Onde e quando. Onde, principalmente
Com a obsessão por Geotagging, a lupa digital sob a qual vivemos ganha contrastes ainda mais interessantes.
Outro dia me perguntaram se eu tinha gostado de tal restaurante. Achei estranho, porque não me lembrava de ter comentado que já tinha ido lá. Nem precisava. O amigo que estava comigo fez o “check-in” no Foursquare, informando que eu também estava lá e publicou. Não precisou mais do que isso. Caramba, me senti como se tivesse um GPS subcutâneo…
Não sou totalmente contra esse Foursquare. Tem coisas úteis, como descobrir lugares interessantes perto de onde você está no momento, recomendados por outras pessoas. Mas transformar isso num rastreador humano já beira o exagero.
Já não basta o Sem Parar, que sabe para onde e quando você viaja, vai ao Shopping, etc?
Aquele lugar cantado pelo U2 “Where the streets have no name” parece cada vez mais longe da realidade. Todas as ruas tem nome e sobrenome, recomendações de amigos no Foursquare e sabem quando você está lá.
O Big Brother pode até te mandar embora
Pouco adianta ter um perfil todo profissional e comportado no Linkedin e “soltar a franga” no resto da sua presença digital. Se até o FBI está xeretando as redes sociais, imagine o RH da sua empresa ou novo pretenso empregador.

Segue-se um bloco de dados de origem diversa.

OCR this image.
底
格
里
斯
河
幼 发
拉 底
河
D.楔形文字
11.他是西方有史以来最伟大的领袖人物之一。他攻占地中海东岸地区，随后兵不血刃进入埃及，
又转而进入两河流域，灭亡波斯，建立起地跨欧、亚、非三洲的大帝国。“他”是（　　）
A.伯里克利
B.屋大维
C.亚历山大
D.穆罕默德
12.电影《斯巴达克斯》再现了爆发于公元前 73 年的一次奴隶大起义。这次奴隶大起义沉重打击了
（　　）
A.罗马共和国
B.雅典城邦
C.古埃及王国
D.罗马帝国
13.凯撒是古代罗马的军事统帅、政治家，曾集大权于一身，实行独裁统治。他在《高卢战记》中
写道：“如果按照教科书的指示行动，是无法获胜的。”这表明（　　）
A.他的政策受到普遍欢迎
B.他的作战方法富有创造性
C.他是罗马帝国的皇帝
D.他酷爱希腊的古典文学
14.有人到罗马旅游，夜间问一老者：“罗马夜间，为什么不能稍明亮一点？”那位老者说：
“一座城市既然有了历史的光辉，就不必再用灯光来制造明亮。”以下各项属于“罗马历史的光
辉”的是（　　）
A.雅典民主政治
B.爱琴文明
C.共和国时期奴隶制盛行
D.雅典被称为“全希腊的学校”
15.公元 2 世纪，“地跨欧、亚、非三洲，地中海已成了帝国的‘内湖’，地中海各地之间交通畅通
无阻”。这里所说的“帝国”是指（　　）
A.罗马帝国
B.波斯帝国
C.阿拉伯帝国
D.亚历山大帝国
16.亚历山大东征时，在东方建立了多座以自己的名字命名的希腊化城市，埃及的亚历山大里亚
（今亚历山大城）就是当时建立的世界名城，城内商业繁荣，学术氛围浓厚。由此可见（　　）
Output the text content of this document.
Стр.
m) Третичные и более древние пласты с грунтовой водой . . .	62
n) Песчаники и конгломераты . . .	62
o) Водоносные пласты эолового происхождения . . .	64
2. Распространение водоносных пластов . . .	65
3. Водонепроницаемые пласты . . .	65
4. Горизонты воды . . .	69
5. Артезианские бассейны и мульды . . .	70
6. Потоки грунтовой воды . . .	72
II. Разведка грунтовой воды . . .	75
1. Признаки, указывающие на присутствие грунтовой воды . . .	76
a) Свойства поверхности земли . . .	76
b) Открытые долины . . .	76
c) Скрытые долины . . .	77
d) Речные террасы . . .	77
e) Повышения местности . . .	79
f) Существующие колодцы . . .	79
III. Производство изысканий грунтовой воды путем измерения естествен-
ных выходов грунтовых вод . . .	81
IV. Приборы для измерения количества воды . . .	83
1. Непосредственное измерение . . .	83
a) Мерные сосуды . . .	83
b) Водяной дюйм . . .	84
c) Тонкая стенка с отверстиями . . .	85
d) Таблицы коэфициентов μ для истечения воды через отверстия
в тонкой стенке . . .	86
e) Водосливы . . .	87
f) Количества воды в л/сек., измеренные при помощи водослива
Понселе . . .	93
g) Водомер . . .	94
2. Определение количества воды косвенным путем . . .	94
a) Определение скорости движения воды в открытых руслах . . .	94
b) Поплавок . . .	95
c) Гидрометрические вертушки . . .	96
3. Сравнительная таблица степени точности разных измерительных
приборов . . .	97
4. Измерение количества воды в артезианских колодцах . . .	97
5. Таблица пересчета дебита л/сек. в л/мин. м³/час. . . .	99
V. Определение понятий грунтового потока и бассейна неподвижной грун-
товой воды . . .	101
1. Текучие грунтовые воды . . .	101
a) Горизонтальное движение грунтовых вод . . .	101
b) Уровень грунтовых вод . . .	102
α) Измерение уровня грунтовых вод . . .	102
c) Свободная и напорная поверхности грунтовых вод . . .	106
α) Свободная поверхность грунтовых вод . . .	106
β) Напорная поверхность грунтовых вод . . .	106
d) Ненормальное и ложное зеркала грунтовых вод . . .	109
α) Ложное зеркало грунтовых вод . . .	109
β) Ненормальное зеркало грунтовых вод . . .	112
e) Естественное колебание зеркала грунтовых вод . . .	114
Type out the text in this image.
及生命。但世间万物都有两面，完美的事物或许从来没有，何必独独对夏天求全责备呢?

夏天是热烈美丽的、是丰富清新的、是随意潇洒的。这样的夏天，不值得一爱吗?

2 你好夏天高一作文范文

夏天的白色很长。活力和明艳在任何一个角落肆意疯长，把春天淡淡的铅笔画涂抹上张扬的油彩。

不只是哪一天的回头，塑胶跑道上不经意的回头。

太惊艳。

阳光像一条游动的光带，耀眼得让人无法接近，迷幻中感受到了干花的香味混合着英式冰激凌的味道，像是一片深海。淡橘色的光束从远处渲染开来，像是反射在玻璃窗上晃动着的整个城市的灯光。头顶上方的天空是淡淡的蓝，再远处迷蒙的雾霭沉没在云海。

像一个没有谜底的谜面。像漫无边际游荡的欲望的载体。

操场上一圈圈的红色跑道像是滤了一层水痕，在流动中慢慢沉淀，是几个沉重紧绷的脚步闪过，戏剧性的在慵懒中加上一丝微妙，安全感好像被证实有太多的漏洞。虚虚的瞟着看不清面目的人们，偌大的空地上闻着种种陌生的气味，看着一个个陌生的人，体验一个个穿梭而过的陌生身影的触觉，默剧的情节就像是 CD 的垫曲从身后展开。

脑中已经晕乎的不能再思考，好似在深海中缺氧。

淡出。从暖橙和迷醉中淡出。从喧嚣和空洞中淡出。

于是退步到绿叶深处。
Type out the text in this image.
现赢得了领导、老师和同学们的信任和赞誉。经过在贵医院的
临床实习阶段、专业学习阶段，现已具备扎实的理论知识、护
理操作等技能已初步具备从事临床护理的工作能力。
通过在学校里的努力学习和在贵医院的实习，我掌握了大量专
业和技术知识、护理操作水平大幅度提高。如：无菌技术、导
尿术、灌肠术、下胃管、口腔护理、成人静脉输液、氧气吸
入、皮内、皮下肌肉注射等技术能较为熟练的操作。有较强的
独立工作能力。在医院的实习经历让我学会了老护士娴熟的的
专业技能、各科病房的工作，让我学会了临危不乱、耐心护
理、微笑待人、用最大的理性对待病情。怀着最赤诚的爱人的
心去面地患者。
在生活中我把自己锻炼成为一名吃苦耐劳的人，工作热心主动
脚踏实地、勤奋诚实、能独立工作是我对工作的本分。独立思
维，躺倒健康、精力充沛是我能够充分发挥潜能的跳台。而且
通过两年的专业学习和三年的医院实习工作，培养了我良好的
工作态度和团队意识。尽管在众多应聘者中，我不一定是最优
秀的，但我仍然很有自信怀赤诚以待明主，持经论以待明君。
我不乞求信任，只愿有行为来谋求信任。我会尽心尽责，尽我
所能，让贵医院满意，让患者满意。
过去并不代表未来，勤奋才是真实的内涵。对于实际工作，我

Desnecessário comentar o deprimente recente episódio da Locaweb. Muitos outros acontecerão em breve. Por falta de orientação das empresas e, principalmente, pela falta de noção do usuário.
O resultado: Buuuurn!
Muita gente diz que é impossível ter controle sobre a sua reputação online, e que, se as empresas realmente focarem nisso, faltarão pessoas para serem contratadas. Afinal, todos temos o nosso momento de indiscrição.
Claro que você pode (e deve) usar esse movimento a seu favor e mostrar o que você tem de bom para oferecer, de forma natural e não-robótica. Afinal, ninguém é bobo.
And now, what?
A sociedade mudou. E não tem volta. Quem tem que se ajustar somos nós.
Devemos simplesmente aceitar conscientemente muitas dessas mudanças em torno da nossa privacidade, mesmo como o potencial que tem de nos deixar obsessivos. Até porque não temos muita opção, pra falar a verdade.
Por outro lado, temos que olhar com mais cuidado para as ferramentas e atividades onde nós sim, temos a opção de controlar melhor o que é registrado e armazenado e, esperar que num futuro próximo, todo o sistema, incluindo o legal, se ajuste para refletir o novo momento.
Nesse meio tempo, enjoy it! Sem medo! O importante é manter a espontaneidade, acima de tudo.